The focus of Chanuka is not on a great military victory, seeing as the triumph was short-lived. The Hasmonean dynasty it created would lead just a few generations later to civil war between brothers Hyrcanus and Aristobulus and their catastrophic appeal for intervention to Roman General Pompey the Great, which would eventually lead to the destruction of Jerusalem and the Temple. Rather, Chanuka celebrates the gratitude offered by the Jews for having obtained their victory. Rather then build victory arches to their own military prowess the Maccabees lit God’s menorah and ascribed the glory to Him instead. King David was a great warrior but he is remembered today not for his sword but his harp and lyre with which he sang Psalms to God to give thanks for his triumphs.

Indeed, the Jewish call to gratitude extends even to inanimate objects as Moses discovered when God did not allow him to personally enact the plagues of blood, frogs, and lice, seeing as the Nile River and the dust of Egypt had earlier saved his life.

My new year’s resolution, therefore, is never to again to fail to give thanks to those who love me, those who stand with me, those who work with me, and those have immeasurably enriched my life for the better.

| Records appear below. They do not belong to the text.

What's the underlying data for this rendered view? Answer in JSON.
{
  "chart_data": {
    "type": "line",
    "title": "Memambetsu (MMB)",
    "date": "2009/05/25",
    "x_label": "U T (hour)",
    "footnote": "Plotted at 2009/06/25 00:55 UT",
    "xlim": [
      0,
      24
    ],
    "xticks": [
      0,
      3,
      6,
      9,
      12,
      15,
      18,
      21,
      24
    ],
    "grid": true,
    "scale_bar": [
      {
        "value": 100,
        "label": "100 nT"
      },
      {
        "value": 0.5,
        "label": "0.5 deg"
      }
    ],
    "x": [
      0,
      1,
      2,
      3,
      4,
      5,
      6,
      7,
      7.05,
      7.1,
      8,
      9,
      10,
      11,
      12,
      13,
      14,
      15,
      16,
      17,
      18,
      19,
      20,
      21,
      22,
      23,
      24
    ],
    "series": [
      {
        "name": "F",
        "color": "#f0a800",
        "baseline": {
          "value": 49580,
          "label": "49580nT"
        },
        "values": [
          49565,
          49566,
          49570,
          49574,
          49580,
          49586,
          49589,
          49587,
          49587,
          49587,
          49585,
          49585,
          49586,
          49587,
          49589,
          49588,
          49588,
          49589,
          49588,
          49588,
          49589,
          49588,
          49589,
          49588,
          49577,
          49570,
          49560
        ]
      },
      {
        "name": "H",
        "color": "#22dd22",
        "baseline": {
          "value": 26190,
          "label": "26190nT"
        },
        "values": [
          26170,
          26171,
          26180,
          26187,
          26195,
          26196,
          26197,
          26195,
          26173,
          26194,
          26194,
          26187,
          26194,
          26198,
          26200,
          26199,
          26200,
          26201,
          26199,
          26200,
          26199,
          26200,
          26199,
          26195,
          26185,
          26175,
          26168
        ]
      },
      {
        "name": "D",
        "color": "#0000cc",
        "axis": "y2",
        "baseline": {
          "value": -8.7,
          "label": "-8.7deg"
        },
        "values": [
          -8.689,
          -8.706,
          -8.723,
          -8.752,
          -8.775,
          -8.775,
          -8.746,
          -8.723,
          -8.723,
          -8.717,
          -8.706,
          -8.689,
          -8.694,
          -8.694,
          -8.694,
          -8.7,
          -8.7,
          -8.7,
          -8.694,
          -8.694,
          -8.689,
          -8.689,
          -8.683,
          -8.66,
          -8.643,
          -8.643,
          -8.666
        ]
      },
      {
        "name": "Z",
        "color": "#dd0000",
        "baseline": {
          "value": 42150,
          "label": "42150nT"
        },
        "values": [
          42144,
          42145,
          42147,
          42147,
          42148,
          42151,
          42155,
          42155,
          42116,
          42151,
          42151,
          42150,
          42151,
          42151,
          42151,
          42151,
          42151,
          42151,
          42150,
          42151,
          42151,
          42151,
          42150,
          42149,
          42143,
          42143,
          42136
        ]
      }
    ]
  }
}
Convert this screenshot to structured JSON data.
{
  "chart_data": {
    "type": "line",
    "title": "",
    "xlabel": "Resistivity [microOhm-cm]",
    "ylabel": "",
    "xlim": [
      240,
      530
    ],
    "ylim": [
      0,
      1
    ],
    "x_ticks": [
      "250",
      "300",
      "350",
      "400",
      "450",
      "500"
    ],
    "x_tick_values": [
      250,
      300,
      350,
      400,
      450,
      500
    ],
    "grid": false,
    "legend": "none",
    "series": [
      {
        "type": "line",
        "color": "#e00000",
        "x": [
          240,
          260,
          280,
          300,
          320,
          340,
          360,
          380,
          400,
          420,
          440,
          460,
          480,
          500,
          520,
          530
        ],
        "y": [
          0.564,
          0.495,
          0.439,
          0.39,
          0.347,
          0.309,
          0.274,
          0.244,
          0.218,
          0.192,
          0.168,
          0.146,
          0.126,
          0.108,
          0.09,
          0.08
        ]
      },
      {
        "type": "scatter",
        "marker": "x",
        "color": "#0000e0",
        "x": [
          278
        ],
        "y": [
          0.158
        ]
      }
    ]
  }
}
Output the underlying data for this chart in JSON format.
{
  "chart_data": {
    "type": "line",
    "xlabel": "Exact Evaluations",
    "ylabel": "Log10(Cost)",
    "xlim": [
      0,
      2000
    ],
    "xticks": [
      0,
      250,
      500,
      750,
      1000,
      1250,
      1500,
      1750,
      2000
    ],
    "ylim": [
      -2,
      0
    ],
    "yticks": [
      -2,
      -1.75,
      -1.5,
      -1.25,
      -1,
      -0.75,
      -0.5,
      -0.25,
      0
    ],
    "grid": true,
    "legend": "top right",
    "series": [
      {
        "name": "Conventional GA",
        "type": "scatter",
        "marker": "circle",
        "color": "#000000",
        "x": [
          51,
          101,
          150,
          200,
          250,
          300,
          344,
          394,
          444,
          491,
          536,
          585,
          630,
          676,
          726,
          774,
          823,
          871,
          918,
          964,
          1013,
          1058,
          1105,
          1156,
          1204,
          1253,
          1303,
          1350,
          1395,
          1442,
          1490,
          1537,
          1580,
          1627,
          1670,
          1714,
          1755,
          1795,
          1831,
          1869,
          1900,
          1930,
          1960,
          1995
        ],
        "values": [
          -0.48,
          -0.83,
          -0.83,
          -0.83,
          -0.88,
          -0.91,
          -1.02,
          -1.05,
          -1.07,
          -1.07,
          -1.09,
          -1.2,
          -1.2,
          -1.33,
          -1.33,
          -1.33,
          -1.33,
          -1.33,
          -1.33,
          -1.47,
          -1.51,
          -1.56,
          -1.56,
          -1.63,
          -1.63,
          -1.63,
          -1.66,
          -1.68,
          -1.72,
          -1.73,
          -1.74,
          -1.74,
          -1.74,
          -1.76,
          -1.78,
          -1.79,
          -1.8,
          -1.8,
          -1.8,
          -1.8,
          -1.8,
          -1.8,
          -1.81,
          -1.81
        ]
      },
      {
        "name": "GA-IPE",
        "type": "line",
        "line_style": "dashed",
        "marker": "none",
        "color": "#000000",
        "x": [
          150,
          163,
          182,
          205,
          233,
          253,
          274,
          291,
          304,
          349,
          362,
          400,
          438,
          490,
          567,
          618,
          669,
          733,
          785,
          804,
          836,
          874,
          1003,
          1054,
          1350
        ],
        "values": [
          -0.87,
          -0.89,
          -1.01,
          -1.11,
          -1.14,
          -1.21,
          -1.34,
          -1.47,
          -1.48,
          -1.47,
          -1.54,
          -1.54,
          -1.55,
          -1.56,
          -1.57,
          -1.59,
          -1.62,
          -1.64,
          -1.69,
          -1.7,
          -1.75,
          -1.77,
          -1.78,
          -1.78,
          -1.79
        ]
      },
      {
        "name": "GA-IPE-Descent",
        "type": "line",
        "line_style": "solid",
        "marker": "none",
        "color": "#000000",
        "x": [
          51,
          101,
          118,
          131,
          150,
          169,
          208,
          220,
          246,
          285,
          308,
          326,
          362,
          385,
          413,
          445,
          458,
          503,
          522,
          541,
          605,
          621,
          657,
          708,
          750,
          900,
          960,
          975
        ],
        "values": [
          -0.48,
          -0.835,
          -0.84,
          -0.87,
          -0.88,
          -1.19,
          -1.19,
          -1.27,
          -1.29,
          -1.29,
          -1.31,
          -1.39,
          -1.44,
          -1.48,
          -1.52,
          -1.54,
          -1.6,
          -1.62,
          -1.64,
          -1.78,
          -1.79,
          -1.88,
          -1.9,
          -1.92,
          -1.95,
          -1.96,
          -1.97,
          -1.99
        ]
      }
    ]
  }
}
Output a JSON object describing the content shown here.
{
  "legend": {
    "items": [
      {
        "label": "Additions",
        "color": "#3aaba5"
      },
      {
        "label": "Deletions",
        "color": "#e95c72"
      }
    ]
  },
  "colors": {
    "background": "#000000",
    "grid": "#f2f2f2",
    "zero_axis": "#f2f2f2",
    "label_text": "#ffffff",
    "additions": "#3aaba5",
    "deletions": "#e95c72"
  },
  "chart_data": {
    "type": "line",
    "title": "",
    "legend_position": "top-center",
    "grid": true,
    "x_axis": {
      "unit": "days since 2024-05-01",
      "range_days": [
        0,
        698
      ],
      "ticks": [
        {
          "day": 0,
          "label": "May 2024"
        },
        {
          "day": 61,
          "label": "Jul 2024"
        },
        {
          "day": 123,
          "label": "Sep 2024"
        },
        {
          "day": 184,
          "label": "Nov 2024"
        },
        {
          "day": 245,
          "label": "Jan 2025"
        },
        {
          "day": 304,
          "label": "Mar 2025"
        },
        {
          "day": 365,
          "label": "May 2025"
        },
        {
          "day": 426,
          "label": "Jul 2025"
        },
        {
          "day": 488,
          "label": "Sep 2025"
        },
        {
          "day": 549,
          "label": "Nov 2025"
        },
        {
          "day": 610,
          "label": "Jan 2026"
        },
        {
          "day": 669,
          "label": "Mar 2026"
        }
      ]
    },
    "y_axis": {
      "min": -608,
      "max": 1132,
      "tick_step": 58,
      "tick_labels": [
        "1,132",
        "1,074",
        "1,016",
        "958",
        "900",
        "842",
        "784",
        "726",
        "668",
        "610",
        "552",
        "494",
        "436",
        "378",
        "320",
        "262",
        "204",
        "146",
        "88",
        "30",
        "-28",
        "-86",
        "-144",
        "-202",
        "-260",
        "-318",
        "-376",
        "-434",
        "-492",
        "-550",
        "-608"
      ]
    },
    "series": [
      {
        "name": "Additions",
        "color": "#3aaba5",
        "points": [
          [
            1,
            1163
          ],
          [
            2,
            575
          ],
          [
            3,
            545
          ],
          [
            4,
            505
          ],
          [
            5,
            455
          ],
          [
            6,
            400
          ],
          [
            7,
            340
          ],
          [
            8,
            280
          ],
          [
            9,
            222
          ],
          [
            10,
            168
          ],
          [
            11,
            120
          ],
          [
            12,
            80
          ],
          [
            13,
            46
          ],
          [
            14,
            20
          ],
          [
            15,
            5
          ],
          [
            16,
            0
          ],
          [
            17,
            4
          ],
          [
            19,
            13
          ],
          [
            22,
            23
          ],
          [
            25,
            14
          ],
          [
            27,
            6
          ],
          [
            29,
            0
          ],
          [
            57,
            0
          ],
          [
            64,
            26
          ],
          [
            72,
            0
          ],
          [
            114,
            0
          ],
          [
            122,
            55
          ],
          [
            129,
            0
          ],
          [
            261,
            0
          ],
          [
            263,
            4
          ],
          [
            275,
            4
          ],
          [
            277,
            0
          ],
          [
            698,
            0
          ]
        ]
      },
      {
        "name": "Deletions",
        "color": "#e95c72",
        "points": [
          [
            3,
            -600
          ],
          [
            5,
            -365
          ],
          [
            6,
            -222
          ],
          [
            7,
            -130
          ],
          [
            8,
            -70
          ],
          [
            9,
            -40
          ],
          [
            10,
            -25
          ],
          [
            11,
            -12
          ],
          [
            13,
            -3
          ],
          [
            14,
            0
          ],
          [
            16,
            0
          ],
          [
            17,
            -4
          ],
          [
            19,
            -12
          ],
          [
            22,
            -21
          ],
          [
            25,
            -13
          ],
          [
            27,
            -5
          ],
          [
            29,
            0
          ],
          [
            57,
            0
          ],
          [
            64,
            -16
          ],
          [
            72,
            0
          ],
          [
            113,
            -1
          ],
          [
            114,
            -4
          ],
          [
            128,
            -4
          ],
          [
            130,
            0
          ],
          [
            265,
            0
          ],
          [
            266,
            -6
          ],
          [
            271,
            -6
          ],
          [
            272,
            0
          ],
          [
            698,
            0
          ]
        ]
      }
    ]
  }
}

Shmuley Boteach, whom Newsweek calls ‘the most famous Rabbi in America,’ has just published Ten Conversations You Need to Have with Yourself (Wiley) and on February 1st will publish Kosher Jesus (Gefen), a monumental new study on the Jewishness of Christ and his teachings. Follow him on Twitter @RabbiShmuley and on his website www.shmuley.com

This essay is written in memory of Machla Dabakarov, the mother of a dear friend of Rabbi Shmuley, who passed away earlier this year.

2 Comments

  • frania kryszpel block

    How comforting to open up and talk about a heartfelt issue like you have. Manners,respect are now replaced with entitlement. You owe me . Try opening a door for someone and see if they thank you. Whole families can be seen to walk through a door being held open by a nice person and watch what happens. The mother with the baby carriage first,then the husband holding another then the older children, who instead of taking the door from the nice stranger,just walk through,arms down by their side looking straight ahead. No parent even telling the child to grab the door so the nice stranger can now leave. How can children learn class, manners, caring when the parents themselves have none.

  • Thank you, Rabbi Boteach, for your inspiring words. May the article be a catalyst for others to show gratitude, including to their rabbis.